Fear!  We think of fear as something we shouldn’t feel, or something we need to overcome.  However, healthy fear can be one of the most important tools in your leadership arsenal, and, when properly used, fear can improve planning, unlock creativity, and increase innovation.  Let’s examine what healthy fear looks like and how to use it.

The secrete about fear and courage

Courage isn’t about the absence of fear.  It’s about dealing with fear in productive ways.  Truly courageous leaders don’t avoid their fears; they embrace, examine, and use fear as an important tool.

I recently heard a TED Talk about fear by noted fiction writer Karen Thompson Walker.  She explored the connection between fear and the creative process as it applies to people like writers and other creative artists.  This is a brilliant concept, and I believe it also applies to business leadership—i.e., business leaders have the opportunity to use their fears as a way to unlock possibilities, imagination, and creativity, and to ultimately improve results.

Finding the creativity behind fear

Karen sees our fears as stories we’re able to tell ourselves, and says we can learn to use those stories to unlock imagination.  For business leaders I believe this translates into an opportunity to unlock potential rather than impose limits—i.e., the opportunity to treat that imagination as a way to explore possibilities, create new ideas, evaluate alternatives, and influence outcomes before it’s too late.  I’ll borrow from Karen’s story, but look at it from the standpoint of how a skillful leader can either leverage his or her fear, or be taken hostage by that fear.

Being taken hostage by destructive fear

In 1819, 3,000 miles off the coast of Chile, 20 American sailors watched their ship, the whale ship Essex, flood with seawater and sink after being struck by a sperm whale.  Their choices were to sail for the closest land (the Marquesas Islands 1,200 miles to the west) or sail for South America, 3,000 miles away.  The South America option also required an additional 1,000 miles of sailing to avoid heading into the trade winds, and the group had limited supplies of food and water.  The crew decided to take the longer rout to South America because they feared the Marquesas Islands might be inhabited by cannibals.  Although the men had no specific information on the cannibals, they feared them much more than the very likely risk of running out of food and water during the longer journey.

The men did indeed run out of food and water after facing many trials on the open seas.  By the time the survivors were rescued more than 95 days later, many had died, and the survivors themselves had resorted to cannibalism in order to avoid starvation.  The story of the Essex inspired parts of Herman Melville’s Moby-Dick, and it’s widely believed that all the men would have survived if they’d simply taken the shorter route to the Marquesas—which were, it turns out, not inhabited by cannibals.

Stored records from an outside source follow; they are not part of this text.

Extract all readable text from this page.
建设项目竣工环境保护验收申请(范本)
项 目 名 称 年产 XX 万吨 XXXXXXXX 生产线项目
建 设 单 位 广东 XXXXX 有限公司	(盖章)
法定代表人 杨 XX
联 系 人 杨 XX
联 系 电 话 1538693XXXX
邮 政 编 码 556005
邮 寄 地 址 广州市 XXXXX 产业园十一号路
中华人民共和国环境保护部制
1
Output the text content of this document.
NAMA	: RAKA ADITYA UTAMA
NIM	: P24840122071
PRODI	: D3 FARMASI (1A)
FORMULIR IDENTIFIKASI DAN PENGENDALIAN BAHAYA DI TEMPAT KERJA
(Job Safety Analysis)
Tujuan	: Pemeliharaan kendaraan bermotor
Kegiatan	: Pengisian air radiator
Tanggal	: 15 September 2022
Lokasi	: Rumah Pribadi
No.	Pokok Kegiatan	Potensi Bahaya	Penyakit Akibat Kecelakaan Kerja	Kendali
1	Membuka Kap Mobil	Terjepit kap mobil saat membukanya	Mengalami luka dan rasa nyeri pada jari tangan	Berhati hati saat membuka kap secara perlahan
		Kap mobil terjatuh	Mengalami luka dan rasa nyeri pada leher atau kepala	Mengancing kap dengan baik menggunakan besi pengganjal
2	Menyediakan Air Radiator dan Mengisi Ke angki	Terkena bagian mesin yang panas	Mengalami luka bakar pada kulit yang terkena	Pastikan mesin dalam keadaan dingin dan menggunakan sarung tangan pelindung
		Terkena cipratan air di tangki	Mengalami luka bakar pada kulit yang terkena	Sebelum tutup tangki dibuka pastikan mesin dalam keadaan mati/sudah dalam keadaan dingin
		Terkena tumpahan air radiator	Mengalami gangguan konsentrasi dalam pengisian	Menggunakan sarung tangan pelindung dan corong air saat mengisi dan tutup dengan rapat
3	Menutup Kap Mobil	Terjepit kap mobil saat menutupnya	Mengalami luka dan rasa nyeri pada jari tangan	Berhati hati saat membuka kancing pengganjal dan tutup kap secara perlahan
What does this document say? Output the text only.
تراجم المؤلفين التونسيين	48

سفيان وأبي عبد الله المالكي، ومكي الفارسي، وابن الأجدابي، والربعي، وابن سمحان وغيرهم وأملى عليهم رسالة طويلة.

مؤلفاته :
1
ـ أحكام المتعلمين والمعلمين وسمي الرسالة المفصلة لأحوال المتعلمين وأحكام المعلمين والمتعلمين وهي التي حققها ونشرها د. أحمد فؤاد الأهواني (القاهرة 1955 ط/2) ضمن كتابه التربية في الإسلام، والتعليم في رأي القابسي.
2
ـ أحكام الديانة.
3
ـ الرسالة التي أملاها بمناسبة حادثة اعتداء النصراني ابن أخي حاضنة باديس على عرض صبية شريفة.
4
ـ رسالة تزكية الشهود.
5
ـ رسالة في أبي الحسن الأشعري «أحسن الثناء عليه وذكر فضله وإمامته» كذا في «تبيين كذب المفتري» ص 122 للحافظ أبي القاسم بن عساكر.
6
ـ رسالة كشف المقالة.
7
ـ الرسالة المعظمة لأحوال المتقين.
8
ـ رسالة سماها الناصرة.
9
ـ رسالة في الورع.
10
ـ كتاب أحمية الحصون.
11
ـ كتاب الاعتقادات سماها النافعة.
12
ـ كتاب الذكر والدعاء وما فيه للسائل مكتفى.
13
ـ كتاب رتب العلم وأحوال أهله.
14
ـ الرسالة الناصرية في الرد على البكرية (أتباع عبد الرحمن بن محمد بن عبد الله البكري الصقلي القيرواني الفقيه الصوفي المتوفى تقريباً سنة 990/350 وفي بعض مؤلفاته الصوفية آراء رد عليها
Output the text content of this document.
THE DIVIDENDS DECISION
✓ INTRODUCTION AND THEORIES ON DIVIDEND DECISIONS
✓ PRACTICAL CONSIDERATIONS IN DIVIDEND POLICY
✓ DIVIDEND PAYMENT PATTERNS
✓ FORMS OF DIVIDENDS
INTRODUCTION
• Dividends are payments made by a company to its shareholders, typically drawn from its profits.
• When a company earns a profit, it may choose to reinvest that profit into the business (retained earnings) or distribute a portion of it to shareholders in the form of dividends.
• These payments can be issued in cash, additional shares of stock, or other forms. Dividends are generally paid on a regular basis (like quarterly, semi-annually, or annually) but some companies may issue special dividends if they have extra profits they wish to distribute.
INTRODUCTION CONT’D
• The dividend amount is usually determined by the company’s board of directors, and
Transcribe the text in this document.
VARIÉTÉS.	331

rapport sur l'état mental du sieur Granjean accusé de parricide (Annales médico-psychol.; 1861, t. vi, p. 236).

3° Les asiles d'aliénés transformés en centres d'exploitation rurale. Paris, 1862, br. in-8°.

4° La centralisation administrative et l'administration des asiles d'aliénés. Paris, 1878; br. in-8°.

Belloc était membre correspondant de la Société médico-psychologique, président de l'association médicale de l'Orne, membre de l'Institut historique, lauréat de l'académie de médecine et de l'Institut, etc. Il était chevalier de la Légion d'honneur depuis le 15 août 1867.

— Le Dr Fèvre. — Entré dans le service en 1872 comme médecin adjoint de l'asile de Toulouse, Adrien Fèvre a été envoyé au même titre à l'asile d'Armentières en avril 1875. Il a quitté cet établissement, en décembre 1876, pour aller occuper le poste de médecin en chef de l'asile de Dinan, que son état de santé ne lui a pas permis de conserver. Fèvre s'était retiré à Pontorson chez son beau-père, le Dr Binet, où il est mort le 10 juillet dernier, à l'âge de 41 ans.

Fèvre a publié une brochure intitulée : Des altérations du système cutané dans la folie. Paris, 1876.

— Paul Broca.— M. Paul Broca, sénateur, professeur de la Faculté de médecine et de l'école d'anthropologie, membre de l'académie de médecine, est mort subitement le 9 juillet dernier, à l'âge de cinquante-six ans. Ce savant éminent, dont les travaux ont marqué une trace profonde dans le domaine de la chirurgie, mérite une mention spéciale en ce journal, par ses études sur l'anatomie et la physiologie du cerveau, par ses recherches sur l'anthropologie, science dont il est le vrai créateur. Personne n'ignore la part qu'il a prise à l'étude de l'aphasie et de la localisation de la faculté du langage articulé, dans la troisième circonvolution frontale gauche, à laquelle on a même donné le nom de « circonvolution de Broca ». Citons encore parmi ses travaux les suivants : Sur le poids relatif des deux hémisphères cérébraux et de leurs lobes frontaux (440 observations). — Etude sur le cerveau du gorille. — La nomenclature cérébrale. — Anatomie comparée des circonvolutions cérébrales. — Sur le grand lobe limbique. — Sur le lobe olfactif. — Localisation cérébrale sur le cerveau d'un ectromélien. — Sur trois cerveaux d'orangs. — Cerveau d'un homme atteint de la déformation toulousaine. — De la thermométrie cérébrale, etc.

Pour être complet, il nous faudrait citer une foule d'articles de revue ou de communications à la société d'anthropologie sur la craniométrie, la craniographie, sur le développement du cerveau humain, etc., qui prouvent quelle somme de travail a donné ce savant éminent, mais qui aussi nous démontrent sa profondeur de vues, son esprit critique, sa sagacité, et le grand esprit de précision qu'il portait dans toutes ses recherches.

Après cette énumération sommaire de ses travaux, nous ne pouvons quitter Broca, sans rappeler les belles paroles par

What can business leaders learn from the Essex?  The men’s fears were focused on two stories—one about running out of food and water, and the other about facing cannibals.  The story about cannibals was much more vivid, so it took priority, even though it lacked the factual support of the more likely story about running out of food.  The captain had originally wanted to take the shorter route, but ultimately acquiesced to his crew’s fears and agreed to avoid the imagined cannibals.  The captain allowed himself to be taken hostage by his crew’s fears, and was unable to meet the responsibilities of a leader—to imagine more possibilities, look at alternatives, and lead his team through their fears.  And as often happens, the fears became a self-fulfilling prophecy, and the men became the very thing they were most afraid of.

How to find the creativity in fear and avoid the pitfalls

When faced with fear try the following steps:

  1. Name the fear—This is perhaps the most critical step in managing fear.  Be very clear about what the fear is, and paint the scenarios that you believe could happen.
  2. Get others to name their fears—As leaders, we also need to help our followers manage their fears.  Get your team to articulate and clarify their fears.
  3. Engage your creativity—After the fears are named, the creativity can start. Look at the full story your imagination tells you about the fears and flesh out the full stories. Ask yourself how likely each scenario is, and understand which stories are the most important.  Before acting, use your full imagination to look at what the fears may be telling you.  What creative remediation plans can you develop?  What new possibilities or opportunities can your fear give you insight into?